Our new Wharekahika playground
We’ve got some major projects ahead of us, not to mention changes at central government which is going to keep us incredibly busy – but I wouldn’t want it any other way.
What is the most challenging part of your role?
The most challenging part of the role is also the most fulfilling. The diversity of what can come at you during the course of the day and the speed of which things need to be done – from media to a think piece on managing illegal dumping to high-level four waters discussions back to tsunami inundation zones. I know of no other role which takes you on the journeys that I‘ve been on in the last five years and I love it.
Why did you decide to work in local government?

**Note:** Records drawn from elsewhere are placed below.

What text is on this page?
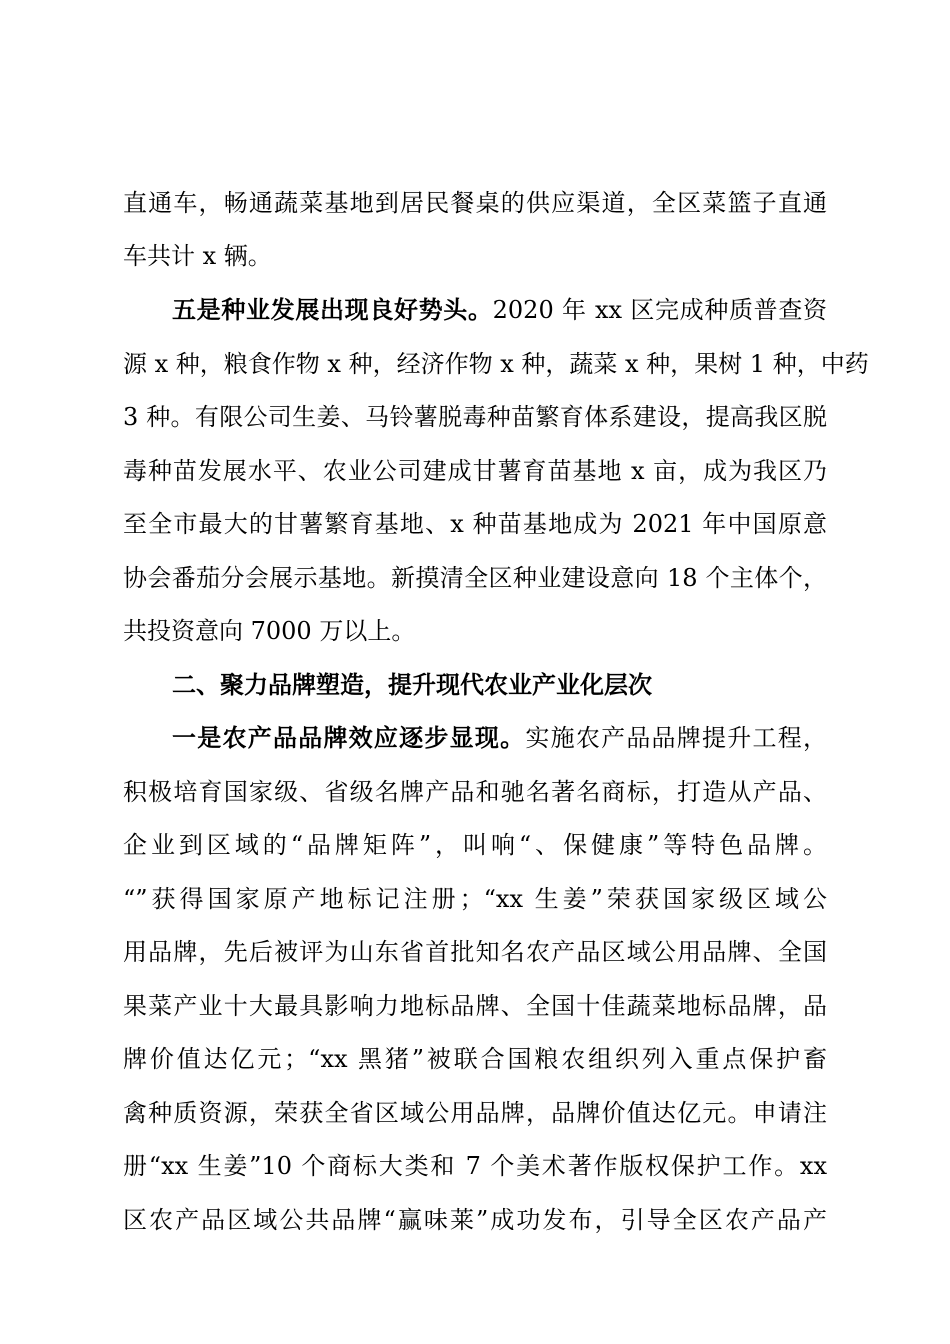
直通车，畅通蔬菜基地到居民餐桌的供应渠道，全区菜篮子直通
车共计 x 辆。
五是种业发展出现良好势头。2020 年 xx 区完成种质普查资
源 x 种，粮食作物 x 种，经济作物 x 种，蔬菜 x 种，果树 1 种，中药
3 种。有限公司生姜、马铃薯脱毒种苗繁育体系建设，提高我区脱
毒种苗发展水平、农业公司建成甘薯育苗基地 x 亩，成为我区乃
至全市最大的甘薯繁育基地、x 种苗基地成为 2021 年中国原意
协会番茄分会展示基地。新摸清全区种业建设意向 18 个主体个，
共投资意向 7000 万以上。
二、聚力品牌塑造，提升现代农业产业化层次
一是农产品品牌效应逐步显现。实施农产品品牌提升工程，
积极培育国家级、省级名牌产品和驰名著名商标，打造从产品、
企业到区域的“品牌矩阵”，叫响“、保健康”等特色品牌。
“”获得国家原产地标记注册；“xx 生姜”荣获国家级区域公
用品牌，先后被评为山东省首批知名农产品区域公用品牌、全国
果菜产业十大最具影响力地标品牌、全国十佳蔬菜地标品牌，品
牌价值达亿元；“xx 黑猪”被联合国粮农组织列入重点保护畜
禽种质资源，荣获全省区域公用品牌，品牌价值达亿元。申请注
册“xx 生姜”10 个商标大类和 7 个美术著作版权保护工作。xx
区农产品区域公共品牌“赢味莱”成功发布，引导全区农产品产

Gosh, I always feel guilty about saying this, but I never intended to work for local government. I was a central government embryo. I came back to Te Tairāwhiti, after a couple of tragedies in my life because this is where I whakapapa to, and where my mother, father and brothers are. I am proudly Ngāti Porou, born in a small place called Te Puia, south of Ruatōria (locals call it Ruatorea). When returning here I’d decided I wanted to do something less… I don’t necessarily think this is what less is. What I’ve found since I’ve entered this world of council, is that I should have joined local government years ago. More people should start here because you feel the immediate effects of what you do for your community. The challenges are great, and the rewards even greater! Plus I have the bestest Chief Executive!!
In what ways have you been involved with Taituarā so far?
I joined council just before the last round of a Long-Term Plan, which was also my first one. What an induction and I have absolute respect for all those that have done many Long-Term Plans. Through this process I had a lot to do with Taituarā, as our council won the consultation document (CD) competition with our ‘WTF Tairāwhiti – What’s the Future” campaign.
Me cuddling our 2018 SOLGM award for our CD document
What I value most about Taituarā is the information sharing that we’re able to do as local government people. We’re always challenged and always learning. It amazes me to hear what some of our smaller councils do – all on the smell of an oily rag.
There’s also the ability to have those strategic discussions that influence government direction, which takes my grey matter to another level. We’re not always going to get what we want for our region, but we’ll do a damned good job trying.
The sons building the chicken coop in Ruatōria (left) and my favourite Hicks Bay beach (right)
When you are not working, what do you enjoy about living in Te Tairāwhiti?
My mum and big brother farm in Ruatōria so I go up there often and defrag!! There’s no cell phone coverage and if there’s a power cut (often and for hours) then it’s a warm fire in winter reading, or in summer sitting on the deck watching the sun set over Mount Hikurangi. I’m a water baby so any time I can, when the weather’s warm, I can be found in the sea. I’m going to state the obvious and emphasise that our beaches are awesome, all around the East Coast and a must see and do. My three kids (adults) live in Wellington and I visit them often. I love it when they come back to their turangawaewae as it grounds them to where they’re from and who they whakapapa to. It also allows them to experience different things and appreciate other world views and forces them to relax by doing things like doing the hangi or helping their nan build a chicken coop.